The E. coli BL21 strain is protease-deficient for optimal expression of a variety of recombinant proteins.
- High level expression of a variety of recombinant proteins
- Defective in E. coli strain B and wild-type restriction systems to permit high efficiency transformation with unmodified plasmid DNA
- Verified by RAPD fingerprint analysis using ready-to-go RAPD analysis kit
- Supplied lyophilised
Well suited for use with the GST gene fusion system, E. coli BL21 is an exemplary host for the expression of recombinant proteins. As an E. coli B strain, it further lacks the major protease, encoded by the lon gene, catalysing the endoproteolytic cleavage of damaged and recombinant proteins in the cell.
The protease-minus nature of BL21 makes it useful as an expression host. Since BL21 does not transform well, use an alternate strain for cloning and maintenance of the vector.

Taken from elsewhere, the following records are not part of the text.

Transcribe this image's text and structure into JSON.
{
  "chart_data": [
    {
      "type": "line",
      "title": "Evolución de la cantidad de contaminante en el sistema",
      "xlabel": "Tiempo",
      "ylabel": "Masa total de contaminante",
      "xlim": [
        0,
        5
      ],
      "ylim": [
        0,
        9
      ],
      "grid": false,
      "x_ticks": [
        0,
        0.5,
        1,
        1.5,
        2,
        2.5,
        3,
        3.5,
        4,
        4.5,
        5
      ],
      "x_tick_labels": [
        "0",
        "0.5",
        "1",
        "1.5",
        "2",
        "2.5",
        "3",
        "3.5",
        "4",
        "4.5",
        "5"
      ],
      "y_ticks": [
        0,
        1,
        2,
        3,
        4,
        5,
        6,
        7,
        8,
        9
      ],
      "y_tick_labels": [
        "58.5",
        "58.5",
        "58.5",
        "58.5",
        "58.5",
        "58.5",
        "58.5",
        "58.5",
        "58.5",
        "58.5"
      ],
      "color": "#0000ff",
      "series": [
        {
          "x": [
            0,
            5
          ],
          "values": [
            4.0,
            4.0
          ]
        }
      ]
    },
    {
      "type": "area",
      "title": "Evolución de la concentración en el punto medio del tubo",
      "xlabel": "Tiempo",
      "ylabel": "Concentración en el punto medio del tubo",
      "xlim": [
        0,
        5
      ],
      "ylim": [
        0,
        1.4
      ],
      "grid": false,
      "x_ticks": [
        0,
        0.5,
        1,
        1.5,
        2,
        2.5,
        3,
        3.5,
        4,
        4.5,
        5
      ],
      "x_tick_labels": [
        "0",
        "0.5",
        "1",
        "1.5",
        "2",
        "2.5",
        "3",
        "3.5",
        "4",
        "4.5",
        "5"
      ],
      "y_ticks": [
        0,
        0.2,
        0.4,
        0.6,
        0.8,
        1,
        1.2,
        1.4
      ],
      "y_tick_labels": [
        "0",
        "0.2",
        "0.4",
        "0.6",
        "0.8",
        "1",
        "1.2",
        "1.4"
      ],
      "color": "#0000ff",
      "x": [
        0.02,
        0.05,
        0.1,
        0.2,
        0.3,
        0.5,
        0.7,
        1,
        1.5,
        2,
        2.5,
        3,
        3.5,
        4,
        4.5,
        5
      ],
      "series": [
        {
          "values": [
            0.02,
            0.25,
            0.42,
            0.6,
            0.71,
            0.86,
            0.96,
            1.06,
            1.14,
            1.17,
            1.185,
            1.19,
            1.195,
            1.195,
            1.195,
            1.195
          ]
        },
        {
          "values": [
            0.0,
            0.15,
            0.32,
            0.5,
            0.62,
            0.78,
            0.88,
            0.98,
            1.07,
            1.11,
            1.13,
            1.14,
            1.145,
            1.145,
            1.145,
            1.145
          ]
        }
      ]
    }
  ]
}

Genotype: The BL21 strain is derived from E. coli B. The genotype is F-, ompT, hsdS (rB -, mB -), gal, dcm.
Growth conditions: Resuspend lyophilised cultures in 1 ml of LB medium. Grow overnight at 37 °C before plating onto LB agar plates.
Storage conditions: −20 °C. Mix equal volumes of stationary phase culture (grown in LB medium) and glycerol. Store at –70 °C. Revive frozen glycerol stocks of BL21 by streaking onto LB agar plates.